Venezuela has the largest crude reserves in the world, but the nationalizations and strict currency controls under Chavez frightened off investors. Even some of his followers complained that he focused too much on ideological issues at the expense of day-to-day problems such as power cuts, high inflation, food shortages and violent crime.
The government declared seven days of mourning.
“The funeral of Chavez is going to rival Eva Peron’s,” said U.S.-based Venezuela expert Daniel Hellinger, recalling the beloved first lady of Argentina, who died at age 33 in 1952 at the height of her popularity.

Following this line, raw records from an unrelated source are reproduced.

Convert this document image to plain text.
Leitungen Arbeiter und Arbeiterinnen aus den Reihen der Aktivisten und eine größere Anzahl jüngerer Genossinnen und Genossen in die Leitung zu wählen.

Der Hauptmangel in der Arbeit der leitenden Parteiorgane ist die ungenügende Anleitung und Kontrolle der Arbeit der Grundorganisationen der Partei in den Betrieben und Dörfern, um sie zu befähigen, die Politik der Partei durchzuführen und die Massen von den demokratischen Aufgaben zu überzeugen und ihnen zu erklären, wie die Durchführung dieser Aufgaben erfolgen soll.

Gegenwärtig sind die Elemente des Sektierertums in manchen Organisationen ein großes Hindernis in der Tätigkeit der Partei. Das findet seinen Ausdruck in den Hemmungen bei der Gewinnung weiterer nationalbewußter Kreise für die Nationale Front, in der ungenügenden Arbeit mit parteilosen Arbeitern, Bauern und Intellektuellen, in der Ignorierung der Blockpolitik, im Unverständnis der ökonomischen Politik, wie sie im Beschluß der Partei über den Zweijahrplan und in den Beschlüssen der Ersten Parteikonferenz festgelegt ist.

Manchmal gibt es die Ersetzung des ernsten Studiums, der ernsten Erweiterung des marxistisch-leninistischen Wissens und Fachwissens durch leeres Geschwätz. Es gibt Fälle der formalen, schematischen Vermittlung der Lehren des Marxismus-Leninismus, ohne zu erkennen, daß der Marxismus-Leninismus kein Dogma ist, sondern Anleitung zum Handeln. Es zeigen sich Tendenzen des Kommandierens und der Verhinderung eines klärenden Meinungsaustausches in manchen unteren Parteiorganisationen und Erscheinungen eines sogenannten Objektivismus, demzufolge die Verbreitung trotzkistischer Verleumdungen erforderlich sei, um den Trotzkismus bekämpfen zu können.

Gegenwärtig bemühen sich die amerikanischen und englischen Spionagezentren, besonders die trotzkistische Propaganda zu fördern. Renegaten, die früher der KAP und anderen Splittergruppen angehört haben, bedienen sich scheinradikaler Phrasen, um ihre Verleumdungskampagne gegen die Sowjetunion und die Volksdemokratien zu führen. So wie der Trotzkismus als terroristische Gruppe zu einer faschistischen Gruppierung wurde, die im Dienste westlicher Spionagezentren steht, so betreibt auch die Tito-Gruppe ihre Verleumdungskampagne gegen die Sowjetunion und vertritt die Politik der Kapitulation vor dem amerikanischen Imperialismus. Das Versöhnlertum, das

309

Chavez’s health weakened severely just after his re-election on Oct. 7, possibly due to his decision to campaign for a third term instead of stepping aside to focus on his recovery.
“His legacy will be the transformation of Venezuelan political culture, putting social inequality and poverty alleviation at the top of the political agenda,” said Diego Moya-Ocampos, a Venezuela analyst.
“However, that came at the cost of greater authoritarianism in government and challenges to democracy as he sought to consolidate his leadership.”